Intolerable. Ésa palabra. La oímos estos días, la pronunciamos como un mantra que nos sana y nos justifica. Mentimos al decirla con la misma facilidad que respiramos, inconscientemente. Vemos en la TV niños y niñas destrozados por las bombas, a madres destrozadas en su corazón y en su cuerpo, llorando sobre el cadáver de sus hijos. Se nos revuelve el estómago y se nos encoge el corazón durante unos minutos, segundos tal vez, y volvemos acto seguido a nuestros quehaceres, nuestros afanes diarios, sin volver la vista, ni el pensamiento atrás. Sí es tolerable, sí lo toleramos.
Yo me avergüenzo de estar en mi casa segura, rodeada de objetos inútiles, pensando en cómo consumir más y mejor, mirando en internet ropa y zapatos que acumularé en mis armarios, son baratos, no importa que hayan sido fabricados en países del sur global donde menores trabajan interminables jornadas por un sueldo mísero. El trabajo precario de nuestra juventud nos ayuda a justificar las miserias de los que viven lejos, que no conocemos y así su dolor nos es desconocido.
Pienso a veces que estamos construyendo un mundo, el occidental, rodeado de murallas donde no dejamos entrar al otro, a la otra, que vienen -nos dicen- a quitarnos lo que es nuestro, riqueza que fue amasada durante siglos saqueando pueblos de otros continentes. Mientras, nos dejamos vigilar y arrebatar derechos en nombre de la seguridad ante una amenaza fantasma que supuestamente está en todas partes. Yo no la veo por ninguna parte. Pero el miedo es el arma más potente para dominar. Lo que veo me recuerda a veces a “Un mundo feliz”, la novela de Aldous Huxley.
Nos han dicho: “No hay alternativa” y nos lo hemos creído. Hemos perdido la capacidad de imaginar otras vidas, otros deseos que no sean consumir y sentirnos seguros en esta parte de las murallas, cada vez más peligrosas para los que están del otro lado. Estamos construyendo un mundo peligroso para nuestras nietas y nietos, donde se pierde el sentimiento, las emociones de empatía, la solidaridad y el sentido de la vida tal y como debe ser vivida, sin que pensar que “soy yo la que me basto y sobro, sin necesitar a los demás”. Tenemos el deber sagrado de luchar por el futuro cercano y lejano para los que vendrán, salvar la vida.

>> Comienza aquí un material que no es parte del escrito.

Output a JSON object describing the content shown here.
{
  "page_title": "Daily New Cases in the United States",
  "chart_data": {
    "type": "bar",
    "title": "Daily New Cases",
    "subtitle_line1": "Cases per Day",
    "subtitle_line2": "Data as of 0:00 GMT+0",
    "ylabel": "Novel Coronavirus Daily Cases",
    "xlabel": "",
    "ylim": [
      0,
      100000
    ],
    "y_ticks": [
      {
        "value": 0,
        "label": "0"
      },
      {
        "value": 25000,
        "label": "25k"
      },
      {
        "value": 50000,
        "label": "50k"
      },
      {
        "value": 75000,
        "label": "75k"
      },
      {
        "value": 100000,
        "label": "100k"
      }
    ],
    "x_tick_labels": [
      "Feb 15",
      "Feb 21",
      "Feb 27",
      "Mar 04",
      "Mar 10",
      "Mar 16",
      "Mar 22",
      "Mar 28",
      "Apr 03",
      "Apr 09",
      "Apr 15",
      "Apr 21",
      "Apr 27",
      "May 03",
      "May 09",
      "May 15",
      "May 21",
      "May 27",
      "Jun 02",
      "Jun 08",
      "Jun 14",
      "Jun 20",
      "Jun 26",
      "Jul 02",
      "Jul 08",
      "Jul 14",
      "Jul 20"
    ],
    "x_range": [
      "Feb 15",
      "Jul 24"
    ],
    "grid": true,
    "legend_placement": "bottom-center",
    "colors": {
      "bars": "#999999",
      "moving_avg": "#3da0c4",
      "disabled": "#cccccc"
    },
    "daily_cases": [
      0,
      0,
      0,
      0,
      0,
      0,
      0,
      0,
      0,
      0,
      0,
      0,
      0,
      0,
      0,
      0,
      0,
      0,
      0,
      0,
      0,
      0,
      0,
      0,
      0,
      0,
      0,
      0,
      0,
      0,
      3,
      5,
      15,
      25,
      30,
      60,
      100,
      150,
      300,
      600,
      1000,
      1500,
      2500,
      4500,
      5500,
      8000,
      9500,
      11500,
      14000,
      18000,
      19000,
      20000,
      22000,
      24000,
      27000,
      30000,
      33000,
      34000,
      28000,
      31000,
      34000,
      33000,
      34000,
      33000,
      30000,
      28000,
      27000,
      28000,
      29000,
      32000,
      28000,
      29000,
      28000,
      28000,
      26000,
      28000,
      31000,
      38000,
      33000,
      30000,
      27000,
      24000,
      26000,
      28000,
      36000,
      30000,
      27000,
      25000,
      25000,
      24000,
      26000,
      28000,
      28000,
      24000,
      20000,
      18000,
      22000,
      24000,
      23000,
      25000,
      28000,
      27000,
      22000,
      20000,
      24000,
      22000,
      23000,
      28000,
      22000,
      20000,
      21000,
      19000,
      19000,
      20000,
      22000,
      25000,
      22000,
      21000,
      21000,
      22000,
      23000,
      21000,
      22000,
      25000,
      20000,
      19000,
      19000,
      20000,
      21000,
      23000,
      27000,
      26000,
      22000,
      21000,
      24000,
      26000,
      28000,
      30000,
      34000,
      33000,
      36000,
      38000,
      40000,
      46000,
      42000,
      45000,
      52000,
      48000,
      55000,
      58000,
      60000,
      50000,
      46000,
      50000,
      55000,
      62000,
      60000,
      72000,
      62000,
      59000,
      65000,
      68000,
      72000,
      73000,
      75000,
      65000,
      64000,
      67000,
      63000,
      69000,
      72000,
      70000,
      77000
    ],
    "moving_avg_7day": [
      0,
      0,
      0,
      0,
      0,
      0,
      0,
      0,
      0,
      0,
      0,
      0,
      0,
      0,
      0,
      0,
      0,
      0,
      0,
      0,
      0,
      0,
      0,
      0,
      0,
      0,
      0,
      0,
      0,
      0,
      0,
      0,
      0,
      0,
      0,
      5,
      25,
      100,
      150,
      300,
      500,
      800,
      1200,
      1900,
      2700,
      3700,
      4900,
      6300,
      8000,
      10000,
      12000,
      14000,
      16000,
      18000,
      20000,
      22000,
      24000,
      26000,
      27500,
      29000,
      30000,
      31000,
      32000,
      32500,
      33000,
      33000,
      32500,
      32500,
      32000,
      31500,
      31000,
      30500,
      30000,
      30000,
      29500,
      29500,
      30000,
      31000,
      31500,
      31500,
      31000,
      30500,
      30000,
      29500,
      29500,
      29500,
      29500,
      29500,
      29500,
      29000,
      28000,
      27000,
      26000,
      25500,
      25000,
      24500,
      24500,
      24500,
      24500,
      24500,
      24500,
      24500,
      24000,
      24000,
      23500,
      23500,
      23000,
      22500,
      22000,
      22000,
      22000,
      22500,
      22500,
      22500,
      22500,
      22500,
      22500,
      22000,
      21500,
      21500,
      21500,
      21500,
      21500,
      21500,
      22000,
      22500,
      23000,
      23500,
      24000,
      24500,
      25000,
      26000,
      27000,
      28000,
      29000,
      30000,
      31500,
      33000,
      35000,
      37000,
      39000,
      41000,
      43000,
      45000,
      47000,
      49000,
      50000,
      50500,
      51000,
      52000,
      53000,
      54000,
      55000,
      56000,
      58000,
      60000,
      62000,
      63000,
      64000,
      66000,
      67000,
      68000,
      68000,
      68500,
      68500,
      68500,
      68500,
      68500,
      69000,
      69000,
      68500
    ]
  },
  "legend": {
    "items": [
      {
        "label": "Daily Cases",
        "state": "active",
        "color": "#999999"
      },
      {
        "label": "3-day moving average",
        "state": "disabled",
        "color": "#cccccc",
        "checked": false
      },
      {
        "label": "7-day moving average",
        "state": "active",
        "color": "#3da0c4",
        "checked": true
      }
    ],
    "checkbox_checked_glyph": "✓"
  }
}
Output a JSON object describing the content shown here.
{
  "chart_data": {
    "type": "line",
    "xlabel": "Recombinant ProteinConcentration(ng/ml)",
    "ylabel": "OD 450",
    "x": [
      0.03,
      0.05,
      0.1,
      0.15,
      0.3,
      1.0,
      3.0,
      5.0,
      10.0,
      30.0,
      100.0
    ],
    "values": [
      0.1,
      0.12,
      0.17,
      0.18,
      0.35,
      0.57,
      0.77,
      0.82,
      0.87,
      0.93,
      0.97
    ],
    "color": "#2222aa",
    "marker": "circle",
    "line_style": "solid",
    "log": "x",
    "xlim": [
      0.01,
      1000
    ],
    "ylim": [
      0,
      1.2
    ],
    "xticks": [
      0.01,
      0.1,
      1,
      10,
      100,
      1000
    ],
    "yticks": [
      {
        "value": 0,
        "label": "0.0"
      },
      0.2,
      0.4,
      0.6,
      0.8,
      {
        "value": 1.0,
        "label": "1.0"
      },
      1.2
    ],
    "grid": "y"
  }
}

No, no estoy siendo pesimista, ni moralista, aunque lo parezca. Sólo pretendo reflexionar este día nostálgico y suave mientras escucho a Silvia Pérez Cruz y Javier Colina. Ahora bajaré por mi calle a contemplar la puesta de sol, la maravilla que cada día nos ofrece la naturaleza, especialmente en el otoño cuando la luz se vuelve aterciopelada y los átomos que viajan por el Universo, ese Universo que nos observa, nos recuerdan que solo somos polvo de estrellas.